For those who had begun to doubt U.S. capabilities since the Tachen evacuation, Dulles listed matter-of-factly the forces which the U.S. maintains in the Western Pacific—a Navy of 400 ships and 350,000 men, Army forces totaling five divisions and about 300,000 men, an air force of 30 squadrons. Taking into account the power of modern weapons, said Dulles, it is a striking force substantially bigger than that deployed by the U.S. at the height of the war with Japan.

Yet if this power should be segregated and chopped up, and allocated to various threatened countries, there would not be enough to go around. Kept mobile, it can be shifted to any spot when required. Dulles reiterated that the U.S. regards the SEATO treaty as a clear and definite promise to come to the aid of any member who suffers aggression.

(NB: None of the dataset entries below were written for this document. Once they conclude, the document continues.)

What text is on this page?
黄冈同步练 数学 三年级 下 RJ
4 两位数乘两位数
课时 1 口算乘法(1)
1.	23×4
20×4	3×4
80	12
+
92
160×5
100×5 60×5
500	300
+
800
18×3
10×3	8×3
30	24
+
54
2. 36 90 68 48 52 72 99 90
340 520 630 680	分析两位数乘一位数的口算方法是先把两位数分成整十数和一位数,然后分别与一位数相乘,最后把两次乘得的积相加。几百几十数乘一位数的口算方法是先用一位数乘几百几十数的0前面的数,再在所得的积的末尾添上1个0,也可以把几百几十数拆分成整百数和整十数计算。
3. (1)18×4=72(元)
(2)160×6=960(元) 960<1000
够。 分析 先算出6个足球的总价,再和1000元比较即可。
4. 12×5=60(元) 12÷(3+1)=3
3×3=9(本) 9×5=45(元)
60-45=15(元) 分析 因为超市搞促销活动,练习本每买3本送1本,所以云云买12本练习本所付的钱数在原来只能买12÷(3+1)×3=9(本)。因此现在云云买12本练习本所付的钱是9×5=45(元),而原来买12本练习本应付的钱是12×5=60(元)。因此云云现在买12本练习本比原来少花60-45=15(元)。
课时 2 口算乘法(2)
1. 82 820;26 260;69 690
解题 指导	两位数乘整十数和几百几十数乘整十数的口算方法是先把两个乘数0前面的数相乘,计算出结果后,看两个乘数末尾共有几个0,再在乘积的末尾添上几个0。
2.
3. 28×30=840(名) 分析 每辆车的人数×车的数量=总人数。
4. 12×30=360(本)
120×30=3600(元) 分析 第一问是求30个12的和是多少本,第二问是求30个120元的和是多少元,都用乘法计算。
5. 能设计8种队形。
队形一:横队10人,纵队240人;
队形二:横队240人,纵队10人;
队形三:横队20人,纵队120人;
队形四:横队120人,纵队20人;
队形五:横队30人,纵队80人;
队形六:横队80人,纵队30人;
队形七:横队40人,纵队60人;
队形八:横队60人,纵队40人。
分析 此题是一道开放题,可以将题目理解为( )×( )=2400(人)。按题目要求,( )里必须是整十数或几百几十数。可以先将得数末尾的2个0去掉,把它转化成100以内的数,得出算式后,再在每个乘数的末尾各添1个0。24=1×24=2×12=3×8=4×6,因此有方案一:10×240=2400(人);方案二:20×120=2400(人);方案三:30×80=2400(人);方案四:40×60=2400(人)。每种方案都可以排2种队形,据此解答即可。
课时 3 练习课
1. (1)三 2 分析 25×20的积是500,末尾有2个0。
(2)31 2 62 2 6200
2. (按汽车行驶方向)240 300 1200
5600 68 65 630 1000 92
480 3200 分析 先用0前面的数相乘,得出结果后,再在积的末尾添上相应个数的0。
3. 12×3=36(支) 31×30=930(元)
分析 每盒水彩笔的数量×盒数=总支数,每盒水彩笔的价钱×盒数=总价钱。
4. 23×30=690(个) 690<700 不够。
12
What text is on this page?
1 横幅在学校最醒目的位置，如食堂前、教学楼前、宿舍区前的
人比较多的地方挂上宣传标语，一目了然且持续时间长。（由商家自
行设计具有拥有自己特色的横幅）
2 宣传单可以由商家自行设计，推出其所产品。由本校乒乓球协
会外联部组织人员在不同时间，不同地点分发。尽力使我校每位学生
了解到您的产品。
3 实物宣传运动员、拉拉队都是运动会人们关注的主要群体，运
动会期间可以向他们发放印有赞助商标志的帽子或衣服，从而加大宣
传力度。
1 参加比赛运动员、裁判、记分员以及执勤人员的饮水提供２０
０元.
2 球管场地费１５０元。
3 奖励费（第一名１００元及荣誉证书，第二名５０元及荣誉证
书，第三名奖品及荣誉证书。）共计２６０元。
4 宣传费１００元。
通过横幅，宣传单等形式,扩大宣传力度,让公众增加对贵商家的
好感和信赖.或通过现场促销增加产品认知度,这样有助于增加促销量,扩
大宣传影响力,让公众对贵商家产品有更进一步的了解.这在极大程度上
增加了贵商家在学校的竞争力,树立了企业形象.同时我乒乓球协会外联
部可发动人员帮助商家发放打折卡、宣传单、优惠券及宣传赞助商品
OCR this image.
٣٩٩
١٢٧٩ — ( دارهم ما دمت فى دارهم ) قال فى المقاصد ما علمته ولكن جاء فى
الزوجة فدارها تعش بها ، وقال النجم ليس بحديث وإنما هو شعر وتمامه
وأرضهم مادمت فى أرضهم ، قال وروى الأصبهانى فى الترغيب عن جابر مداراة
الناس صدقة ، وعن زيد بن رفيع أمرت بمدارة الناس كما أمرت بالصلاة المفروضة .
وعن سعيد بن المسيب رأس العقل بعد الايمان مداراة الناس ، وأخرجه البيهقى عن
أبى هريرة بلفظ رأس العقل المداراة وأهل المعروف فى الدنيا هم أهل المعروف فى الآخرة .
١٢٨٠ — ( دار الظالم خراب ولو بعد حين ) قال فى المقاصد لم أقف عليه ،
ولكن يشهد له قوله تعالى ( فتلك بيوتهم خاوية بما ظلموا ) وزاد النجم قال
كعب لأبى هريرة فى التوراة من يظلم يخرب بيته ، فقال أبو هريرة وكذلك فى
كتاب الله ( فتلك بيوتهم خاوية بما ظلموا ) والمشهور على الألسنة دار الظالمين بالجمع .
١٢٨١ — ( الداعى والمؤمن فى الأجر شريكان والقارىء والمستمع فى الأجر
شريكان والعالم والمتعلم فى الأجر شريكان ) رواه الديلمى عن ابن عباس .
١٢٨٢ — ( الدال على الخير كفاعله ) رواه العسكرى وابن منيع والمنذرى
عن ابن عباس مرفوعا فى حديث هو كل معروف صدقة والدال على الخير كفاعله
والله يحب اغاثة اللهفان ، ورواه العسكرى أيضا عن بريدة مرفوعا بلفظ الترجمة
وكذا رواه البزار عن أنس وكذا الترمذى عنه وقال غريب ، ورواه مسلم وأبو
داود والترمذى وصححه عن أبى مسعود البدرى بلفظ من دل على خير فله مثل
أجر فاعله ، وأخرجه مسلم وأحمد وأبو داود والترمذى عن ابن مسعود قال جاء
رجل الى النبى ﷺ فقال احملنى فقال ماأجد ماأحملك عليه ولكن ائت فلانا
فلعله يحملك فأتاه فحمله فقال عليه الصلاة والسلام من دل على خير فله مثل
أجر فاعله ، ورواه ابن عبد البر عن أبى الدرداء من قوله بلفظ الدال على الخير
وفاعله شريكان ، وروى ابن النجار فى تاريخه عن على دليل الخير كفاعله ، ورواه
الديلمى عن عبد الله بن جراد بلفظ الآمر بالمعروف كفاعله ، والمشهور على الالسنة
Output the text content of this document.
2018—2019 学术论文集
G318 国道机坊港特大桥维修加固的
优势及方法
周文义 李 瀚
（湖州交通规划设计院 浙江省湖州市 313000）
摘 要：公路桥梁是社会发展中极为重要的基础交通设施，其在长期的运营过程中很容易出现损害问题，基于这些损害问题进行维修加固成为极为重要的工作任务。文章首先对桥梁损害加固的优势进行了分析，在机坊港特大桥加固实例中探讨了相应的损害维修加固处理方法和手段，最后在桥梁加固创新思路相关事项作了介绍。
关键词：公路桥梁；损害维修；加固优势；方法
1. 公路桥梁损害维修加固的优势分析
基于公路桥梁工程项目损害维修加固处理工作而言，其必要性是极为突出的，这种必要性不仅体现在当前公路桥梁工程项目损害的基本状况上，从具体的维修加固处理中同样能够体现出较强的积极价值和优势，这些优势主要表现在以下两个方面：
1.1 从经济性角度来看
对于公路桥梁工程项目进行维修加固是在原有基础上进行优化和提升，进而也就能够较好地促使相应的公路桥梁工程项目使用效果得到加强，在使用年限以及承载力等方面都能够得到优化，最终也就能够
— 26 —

Skill & Tenacity. Dulles left little for the others to say. Thailand and the Philippines, who had been urging a NATO-like joint force, subsided before Dulles' logic. Quickly, the conferees established a permanent council and secretariat, chose Bangkok as its headquarters, and set up a military committee, which promptly went to work in an adjoining room. Thailand, Pakistan and the Philippines had hoped that SEATO might mean dollar aid for them. But Britain was anxious that SEATO countries should not get something that Colombo powers (India, Ceylon, Burma) did not, and the U.S. did not want any overlaps with its existing bilateral aid programs. A little sadly, the three Asian members—Thailand, the Philippines and Pakistan—accepted an advisory committee, which would recommend economic aid only when SEATO military commitments had a direct result on the country's economy.

At week's end Dulles climbed into his Constellation and took off for a rapid swing through the capitals of Burma, Laos, Cambodia and Viet Nam. Said one Commonwealth observer: "Your Mr. Dulles is a statesman of skill and tenacity. He knows how to have his own way and make you almost think it's yours."